Fatti vedere Pd, ma in Rete

Dalla Rassegna stampa

Sono attento in questi giorni a temi molto "alti" della politica, mi affascina il confronto tra dossettismo tramontato e neodegasperismo renziano, mi accapiglio in Transatlantico con i colleghi parlamentari.
Con quelli che tromboneggiano sulla necessità di tornare al voto di preferenza, mi infilo in analisi sottili sulla base dei sondaggi e sulle proiezioni immaginate secondo immaginifiche nuove leggi elettorali. Poi però apro Facebook e Twitter e noto la mobilitazione in rete dei grillini per spiegare il senso della nuotata del loro guru e immediatamente mi deprimo.
Spiego. Come Pd abbiamo una serie di carte da giocare straordinarie: siamo l'unico partito in Italia ad essere riconosciuto come tale, con una capacità di dibattito interno e una modalità di selezione della leadership considerate modello che altrove suscita invidia e tentativo d'imitazione; siamo meno invischiati di altri negli scandali orrendi emersi dalle regioni, volendo considerare Penati ormai un corpo estraneo al Pd e sperando di assumere l'impegno di non ricandidare i consiglieri regionali del Lazio che dovevano ribaltare il tavolo quando sono aumentati i contributi ai gruppi; siamo quelli che con più chiarezza vogliono sempre dare la parola ai cittadini, con le primarie, con la richiesta di andare a votare subito nei luoghi dove l'ambiguità (eufemismo) ha sopraffatto la politica. E però. E però.
E però la nostra capacità di farci male tra noi è sempre ad altissimo livello. Tra avvertimenti alla D'Alema, ipertrofia di qualche altro ego, confusione nell'indicazione delle vie d'uscita in particolare coalizionali per dare un governo politico al paese dopo le elezioni, rischiamo di affondare in un malessere popolare che accomuna tutti nel giudizio di disprezzo verso la politica nel suo complesso. Si salva solo Grillo e in Rete si vede. In Rete dobbiamo farci vedere anche noi. Soprattutto noi.
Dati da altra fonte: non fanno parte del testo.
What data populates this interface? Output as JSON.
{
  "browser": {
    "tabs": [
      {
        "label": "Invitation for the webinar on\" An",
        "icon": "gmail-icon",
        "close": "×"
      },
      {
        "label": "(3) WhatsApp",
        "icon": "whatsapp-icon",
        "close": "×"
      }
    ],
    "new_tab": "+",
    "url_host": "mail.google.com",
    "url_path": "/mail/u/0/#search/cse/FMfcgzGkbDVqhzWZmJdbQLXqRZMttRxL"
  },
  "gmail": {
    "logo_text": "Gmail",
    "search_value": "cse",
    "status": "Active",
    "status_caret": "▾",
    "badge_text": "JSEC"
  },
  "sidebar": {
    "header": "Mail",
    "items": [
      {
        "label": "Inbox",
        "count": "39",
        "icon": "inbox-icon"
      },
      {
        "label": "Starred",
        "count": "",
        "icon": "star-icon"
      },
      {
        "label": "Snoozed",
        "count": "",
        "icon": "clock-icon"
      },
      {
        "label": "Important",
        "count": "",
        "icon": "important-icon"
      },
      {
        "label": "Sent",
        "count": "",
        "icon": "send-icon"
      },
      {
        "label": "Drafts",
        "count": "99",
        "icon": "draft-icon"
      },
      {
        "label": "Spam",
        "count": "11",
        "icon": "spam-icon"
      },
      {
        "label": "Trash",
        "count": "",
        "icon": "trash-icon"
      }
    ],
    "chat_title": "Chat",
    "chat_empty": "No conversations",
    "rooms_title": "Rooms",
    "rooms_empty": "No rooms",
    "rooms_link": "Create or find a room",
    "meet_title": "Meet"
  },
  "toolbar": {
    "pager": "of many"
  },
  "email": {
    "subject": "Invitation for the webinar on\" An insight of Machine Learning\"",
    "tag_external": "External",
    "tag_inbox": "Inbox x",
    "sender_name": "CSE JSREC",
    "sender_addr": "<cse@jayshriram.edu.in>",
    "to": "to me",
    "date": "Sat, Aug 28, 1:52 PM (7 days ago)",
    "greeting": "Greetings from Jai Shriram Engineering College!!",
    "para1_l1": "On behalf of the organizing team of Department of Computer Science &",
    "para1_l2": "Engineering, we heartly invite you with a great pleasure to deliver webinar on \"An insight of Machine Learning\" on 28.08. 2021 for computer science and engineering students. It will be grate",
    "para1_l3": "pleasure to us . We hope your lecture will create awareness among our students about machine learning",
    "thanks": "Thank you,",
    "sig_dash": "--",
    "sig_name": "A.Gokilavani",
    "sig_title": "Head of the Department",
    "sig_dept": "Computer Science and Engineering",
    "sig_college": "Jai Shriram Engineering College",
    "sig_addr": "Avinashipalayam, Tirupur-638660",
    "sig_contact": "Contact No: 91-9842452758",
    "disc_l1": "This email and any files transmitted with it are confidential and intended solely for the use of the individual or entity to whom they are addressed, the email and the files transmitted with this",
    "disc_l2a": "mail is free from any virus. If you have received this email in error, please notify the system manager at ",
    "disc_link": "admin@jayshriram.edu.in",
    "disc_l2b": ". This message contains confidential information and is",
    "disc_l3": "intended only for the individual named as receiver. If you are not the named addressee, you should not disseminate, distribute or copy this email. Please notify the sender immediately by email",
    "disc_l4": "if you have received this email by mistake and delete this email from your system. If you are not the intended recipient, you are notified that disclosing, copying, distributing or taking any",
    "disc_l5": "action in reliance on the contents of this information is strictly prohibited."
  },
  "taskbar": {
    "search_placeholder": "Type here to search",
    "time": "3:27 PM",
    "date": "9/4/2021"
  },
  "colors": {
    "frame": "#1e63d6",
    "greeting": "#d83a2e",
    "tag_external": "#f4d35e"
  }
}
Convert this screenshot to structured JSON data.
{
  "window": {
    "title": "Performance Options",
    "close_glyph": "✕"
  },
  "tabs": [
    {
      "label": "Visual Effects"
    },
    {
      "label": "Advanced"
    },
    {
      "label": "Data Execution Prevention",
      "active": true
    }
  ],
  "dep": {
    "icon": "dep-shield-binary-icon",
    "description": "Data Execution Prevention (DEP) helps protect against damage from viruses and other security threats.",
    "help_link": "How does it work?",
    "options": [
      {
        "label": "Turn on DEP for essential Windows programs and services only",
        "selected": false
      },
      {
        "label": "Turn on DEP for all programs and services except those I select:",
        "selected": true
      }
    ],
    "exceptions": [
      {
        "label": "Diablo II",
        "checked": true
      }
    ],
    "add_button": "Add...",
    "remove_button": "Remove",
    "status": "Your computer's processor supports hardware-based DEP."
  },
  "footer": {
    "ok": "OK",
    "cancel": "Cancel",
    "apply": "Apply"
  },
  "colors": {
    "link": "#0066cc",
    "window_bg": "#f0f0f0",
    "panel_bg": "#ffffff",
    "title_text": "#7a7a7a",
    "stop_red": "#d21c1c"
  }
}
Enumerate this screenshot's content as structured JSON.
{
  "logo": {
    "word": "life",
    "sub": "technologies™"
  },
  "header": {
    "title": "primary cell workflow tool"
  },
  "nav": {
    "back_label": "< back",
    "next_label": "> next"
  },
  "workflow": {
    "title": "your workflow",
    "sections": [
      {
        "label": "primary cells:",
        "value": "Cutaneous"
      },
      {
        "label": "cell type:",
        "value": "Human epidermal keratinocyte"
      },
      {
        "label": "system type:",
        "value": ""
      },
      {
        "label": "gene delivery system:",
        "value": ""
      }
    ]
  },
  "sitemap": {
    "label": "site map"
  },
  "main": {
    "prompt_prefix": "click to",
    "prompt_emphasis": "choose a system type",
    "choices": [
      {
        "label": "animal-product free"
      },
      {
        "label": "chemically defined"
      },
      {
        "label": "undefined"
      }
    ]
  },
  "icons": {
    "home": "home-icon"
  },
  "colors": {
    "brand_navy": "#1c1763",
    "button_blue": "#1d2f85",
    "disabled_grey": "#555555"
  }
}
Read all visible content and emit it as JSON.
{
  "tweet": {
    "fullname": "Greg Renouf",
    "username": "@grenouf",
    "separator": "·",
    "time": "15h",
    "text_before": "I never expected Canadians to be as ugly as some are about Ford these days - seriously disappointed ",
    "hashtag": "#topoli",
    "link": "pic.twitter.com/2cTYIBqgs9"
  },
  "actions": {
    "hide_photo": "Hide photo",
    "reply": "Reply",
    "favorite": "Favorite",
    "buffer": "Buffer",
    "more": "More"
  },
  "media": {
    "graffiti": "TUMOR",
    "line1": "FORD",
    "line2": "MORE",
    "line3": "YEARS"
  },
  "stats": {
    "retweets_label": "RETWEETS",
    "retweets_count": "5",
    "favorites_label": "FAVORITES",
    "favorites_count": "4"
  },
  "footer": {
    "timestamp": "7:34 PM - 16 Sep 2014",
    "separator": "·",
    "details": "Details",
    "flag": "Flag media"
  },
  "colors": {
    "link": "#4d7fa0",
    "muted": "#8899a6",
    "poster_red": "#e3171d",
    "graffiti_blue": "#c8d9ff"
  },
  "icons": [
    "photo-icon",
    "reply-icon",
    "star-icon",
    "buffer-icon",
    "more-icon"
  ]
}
Vado dicendo e scrivendo da troppo tempo che la Rete non è un mezzo, è un messaggio. Ora mi sembra che la necessità di essere partito-Rete stia emergendo in tutta la sua forza perché mentre non ve ne accorgete Grillo e il suo M5S stanno crescendo verso livelli di consenso che sono molto più alti di quelli già enormi testati nei sondaggi. Uno spezzone significativo di questo elettorato, circa dieci milioni di persone, viene attualmente infilato nella casella statistica "astensionisti-indecisi-non sa-non risponde". Attezione, chi frequenta in profondità i social network sa che i principali influencers della Rete (quelli a indice Klout superiore a 70 per capirci) erano in massima parte astensionisti e ora si stanno muovendo verso l'indicazione di voto per Grillo, aiutati dagli scandali terrificanti di queste ultime settimane.
Non è più un'indicazione politica: è un'indicazione di ribaltamento di sistema, è un attacco alla democrazia rappresentativa e agli attuali partiti come espressione di essa. È invocazione della democrazia diretta e un argine all'interpretazione distruttiva di questo cambio di sistema, a mio avviso in realtà auspicabile, sta solo nella creazione rapida ed efficace di un partito-Rete in cui il Pd può diventare simbolo e punto di riferimento. Altrimenti Grillo nuoterà ancora e arriverà al trenta per cento e le elezioni del 2013 saranno ricordate come quelle che avviarono la crisi di stampa weimariano della Repubblica italiana.